Insights from a critical policy analysis of the field of refugee education in Australia

Year: 2018

Author: Johnson, Bruce, Baak, Melanie, Sullivan, Anna, Slee, Roger

Type of paper: Abstract refereed

Abstract:
Internationally, responses to refugees have fluctuated due to complex historical and political factors.  There is a need to contextualise research into refugee education to better understand how and why schools and schooling systems have responded to students from refugee backgrounds in the ways they have. Consequently, an analysis of existing sources of knowledge and insight was undertaken to ‘help gain a better understanding of policy changes, conditions and results’ (Diem, et al., 2014, p. 1072) in relation to the education of students from refugee backgrounds in Australia. Of interest, were the policy directives and associated rationales that have framed the field of refugee education in Australia over the past 5 years.
Forming policies is contingent, complex and inconsistent. Policies are multidimensional, have many stakeholders, are value laden, and are intricately interwoven or in tension with other policies.  Policy-making is never straightforward.
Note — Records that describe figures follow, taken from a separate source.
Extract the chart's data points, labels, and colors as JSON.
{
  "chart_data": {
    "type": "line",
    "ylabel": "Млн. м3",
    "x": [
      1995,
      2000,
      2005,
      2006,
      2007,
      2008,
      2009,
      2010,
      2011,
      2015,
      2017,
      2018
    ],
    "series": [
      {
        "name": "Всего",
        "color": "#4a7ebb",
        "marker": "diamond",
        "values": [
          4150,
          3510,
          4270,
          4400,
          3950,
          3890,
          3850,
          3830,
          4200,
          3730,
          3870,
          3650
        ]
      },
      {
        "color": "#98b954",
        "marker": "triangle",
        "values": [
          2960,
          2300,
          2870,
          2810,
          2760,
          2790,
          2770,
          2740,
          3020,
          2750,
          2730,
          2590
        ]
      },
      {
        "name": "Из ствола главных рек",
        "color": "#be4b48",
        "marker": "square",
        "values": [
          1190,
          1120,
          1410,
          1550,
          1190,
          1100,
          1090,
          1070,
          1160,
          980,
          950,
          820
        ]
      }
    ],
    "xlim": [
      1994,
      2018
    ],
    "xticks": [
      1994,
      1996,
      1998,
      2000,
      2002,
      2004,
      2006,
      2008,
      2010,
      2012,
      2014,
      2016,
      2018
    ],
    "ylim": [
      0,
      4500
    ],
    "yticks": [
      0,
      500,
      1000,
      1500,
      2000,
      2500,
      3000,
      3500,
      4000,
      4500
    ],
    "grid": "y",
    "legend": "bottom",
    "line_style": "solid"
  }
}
In this paper, we provide an overview of the refugee education policy terrain in Australia, then present a more detailed interrogation of several key policies using a critical policy analysis rubric derived from the work of Diem et al., (2014), Bacchi (2012) and Ball (2008). The analysis addressed questions such as:
1. What is the history of the policy?
2. What problem does the policy intend to solve?
3. What policy tools and processes were used to embed the policy in practice?
4. Under the policy, who gets what, when and how?
5. In what ways does the policy affect inequality and privilege?
The analysis revealed that the policy terrain about the education of students from refugee backgrounds is mostly:

dominated by psychological thinking that justifies therapeutic ‘interventions’ to ‘fix’ the problems of students from refugee backgrounds caused by exposure to trauma and torture, lack of literacy in a first language, unfamiliarity with English, and interrupted schooling;
lacking sophisticated analyses of the socio-political issues and processes which continue to racialise and exclude students from refugee backgrounds;
influenced by neo-liberal practices that shift responsibility for refugee student resettlement and inclusion from governments to underfunded schools, and poorly resourced community groups; and
affected by dominant, negative public and political narratives about refugees.

 
References
Bacchi (2012) Why Study Problematizations? Making Politics Visible. Open Journal of Political Science, 2(1), 1-8.
Ball (2008) The Education Debate. Bristol, The Policy Press.
Diem, Young, Welton, Mansfield & Lee (2014) The intellectual landscape of critical policy analysis, International Journal of Qualitative Studies in Education, 27:9, 1068-1090.